Georgia Power spokesman John Kraft wrote in an email Friday that the company hasn’t completed its analysis. Still, he added,the utility believes the possible regulations would be “forcing Americans to pay higher electricity prices and hurting the diversity of our energy supply.”

Stephen Smith, executive director of the Southern Alliance for Clean Energy, said the impact of the new carbon rules will be unclear until Georgia environmental officials come up with a compliance plan, which may not be until 2016.

If state officials emphasize energy conservation, Smith said, “it’s likely peoples’ bills will go down.”

The U.S. Environmental Protection Agency’s proposed limits on carbon dioxide from existing power plants provoked sharp debate between environmental groups that favor tight rules and business groups that fear higher costs.

The cost impact is made more uncertain because the EPA allows each state to decide how to make cuts. Proposed standards would require Georgia to slash carbon emissions from power generation by more than 40 percent by 2030. That’s more — in some cases, far more — than most states.

But cuts were crafted in a way that make each state’s challenge similar, said Shelton, who had led the Strategic Energy Institute until 2007.

He analyzed an EPA scenario for how Georgia might meet the new limits. It showed most of the cuts could be made by running existing natural gas plants more and coal plants less, as well as completing Georgia Power’s nuclear expansion at Plant Vogtle. Shelton said that suggests Georgia ratepayers wouldn’t have to pay for construction of additional nuclear units or new natural gas plants to meet the standards.

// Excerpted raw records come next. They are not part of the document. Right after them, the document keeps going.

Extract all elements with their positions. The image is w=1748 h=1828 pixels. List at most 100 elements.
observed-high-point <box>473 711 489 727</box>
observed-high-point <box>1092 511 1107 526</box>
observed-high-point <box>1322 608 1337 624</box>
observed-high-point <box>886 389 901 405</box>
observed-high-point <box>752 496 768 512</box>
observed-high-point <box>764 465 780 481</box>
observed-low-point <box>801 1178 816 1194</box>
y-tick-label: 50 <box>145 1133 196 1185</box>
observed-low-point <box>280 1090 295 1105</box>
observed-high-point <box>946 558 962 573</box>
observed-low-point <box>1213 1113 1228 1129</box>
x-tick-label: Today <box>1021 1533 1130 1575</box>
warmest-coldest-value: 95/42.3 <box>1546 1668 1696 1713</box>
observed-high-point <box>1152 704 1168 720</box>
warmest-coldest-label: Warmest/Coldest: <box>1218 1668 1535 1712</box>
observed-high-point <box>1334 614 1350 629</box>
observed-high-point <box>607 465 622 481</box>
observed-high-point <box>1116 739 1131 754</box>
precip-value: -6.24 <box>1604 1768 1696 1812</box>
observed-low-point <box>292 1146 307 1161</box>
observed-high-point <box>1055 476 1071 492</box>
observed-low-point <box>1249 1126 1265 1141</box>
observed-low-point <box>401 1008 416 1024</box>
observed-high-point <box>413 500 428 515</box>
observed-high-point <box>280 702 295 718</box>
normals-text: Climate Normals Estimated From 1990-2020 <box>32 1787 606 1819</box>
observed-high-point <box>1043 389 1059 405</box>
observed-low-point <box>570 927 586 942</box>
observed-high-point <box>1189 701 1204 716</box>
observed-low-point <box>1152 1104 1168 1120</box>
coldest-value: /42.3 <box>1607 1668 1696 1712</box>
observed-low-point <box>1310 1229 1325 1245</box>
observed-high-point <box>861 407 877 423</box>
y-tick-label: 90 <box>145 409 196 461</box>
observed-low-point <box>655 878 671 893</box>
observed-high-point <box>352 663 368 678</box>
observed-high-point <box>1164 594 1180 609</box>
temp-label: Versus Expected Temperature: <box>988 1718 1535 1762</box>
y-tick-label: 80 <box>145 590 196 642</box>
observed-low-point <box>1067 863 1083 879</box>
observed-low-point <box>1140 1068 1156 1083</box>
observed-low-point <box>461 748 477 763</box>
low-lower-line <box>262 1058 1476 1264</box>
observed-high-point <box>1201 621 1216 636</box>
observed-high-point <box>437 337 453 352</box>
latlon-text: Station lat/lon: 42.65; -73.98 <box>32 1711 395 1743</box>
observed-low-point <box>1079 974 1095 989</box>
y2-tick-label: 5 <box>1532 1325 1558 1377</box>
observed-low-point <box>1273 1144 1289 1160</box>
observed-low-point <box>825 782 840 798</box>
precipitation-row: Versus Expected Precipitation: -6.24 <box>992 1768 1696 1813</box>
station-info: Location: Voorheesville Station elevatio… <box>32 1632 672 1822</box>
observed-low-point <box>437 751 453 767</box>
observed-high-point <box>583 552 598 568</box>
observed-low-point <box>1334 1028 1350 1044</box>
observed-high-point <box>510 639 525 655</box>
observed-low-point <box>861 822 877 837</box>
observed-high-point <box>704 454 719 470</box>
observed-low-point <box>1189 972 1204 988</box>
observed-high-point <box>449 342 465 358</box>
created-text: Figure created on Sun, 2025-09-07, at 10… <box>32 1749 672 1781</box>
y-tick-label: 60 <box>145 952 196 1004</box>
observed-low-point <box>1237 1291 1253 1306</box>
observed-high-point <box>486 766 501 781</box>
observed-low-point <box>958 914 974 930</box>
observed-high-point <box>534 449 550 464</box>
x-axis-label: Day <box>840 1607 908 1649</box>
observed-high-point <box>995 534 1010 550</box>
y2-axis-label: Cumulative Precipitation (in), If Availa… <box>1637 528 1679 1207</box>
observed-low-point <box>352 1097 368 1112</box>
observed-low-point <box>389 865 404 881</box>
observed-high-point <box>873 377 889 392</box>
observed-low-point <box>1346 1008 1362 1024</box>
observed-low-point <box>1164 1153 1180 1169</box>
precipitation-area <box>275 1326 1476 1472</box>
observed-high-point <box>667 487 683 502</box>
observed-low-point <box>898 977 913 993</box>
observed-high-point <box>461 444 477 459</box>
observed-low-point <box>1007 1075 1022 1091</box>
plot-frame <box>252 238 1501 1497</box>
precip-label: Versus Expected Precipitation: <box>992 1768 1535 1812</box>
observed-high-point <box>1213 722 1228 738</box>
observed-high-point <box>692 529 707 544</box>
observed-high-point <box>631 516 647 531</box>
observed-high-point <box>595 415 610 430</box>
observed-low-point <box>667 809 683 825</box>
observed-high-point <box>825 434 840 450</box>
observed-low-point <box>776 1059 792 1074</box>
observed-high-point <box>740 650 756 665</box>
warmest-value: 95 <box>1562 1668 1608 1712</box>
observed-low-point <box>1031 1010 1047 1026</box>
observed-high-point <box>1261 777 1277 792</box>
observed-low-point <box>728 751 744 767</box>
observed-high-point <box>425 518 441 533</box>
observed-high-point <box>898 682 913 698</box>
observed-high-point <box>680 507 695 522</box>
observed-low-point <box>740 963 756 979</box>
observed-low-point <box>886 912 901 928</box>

But he said as Georgia’s energy mix changes, customers could pay comparatively higher electric bills if the price of natural gas goes up more than the cost of coal.

He said it appears additional pollution reductions could be achieved with relatively limited costs: improving the efficiency of existing coal plants, convincing people and businesses to be more energy efficient and doubling use of alternative energy sources. Renewables such as hydro and solar power account for about 3 percent of Georgia Power’s energy mix. But the company plans to increase solar tenfold by late 2016, sometimes at a cost lower than that of existing power production.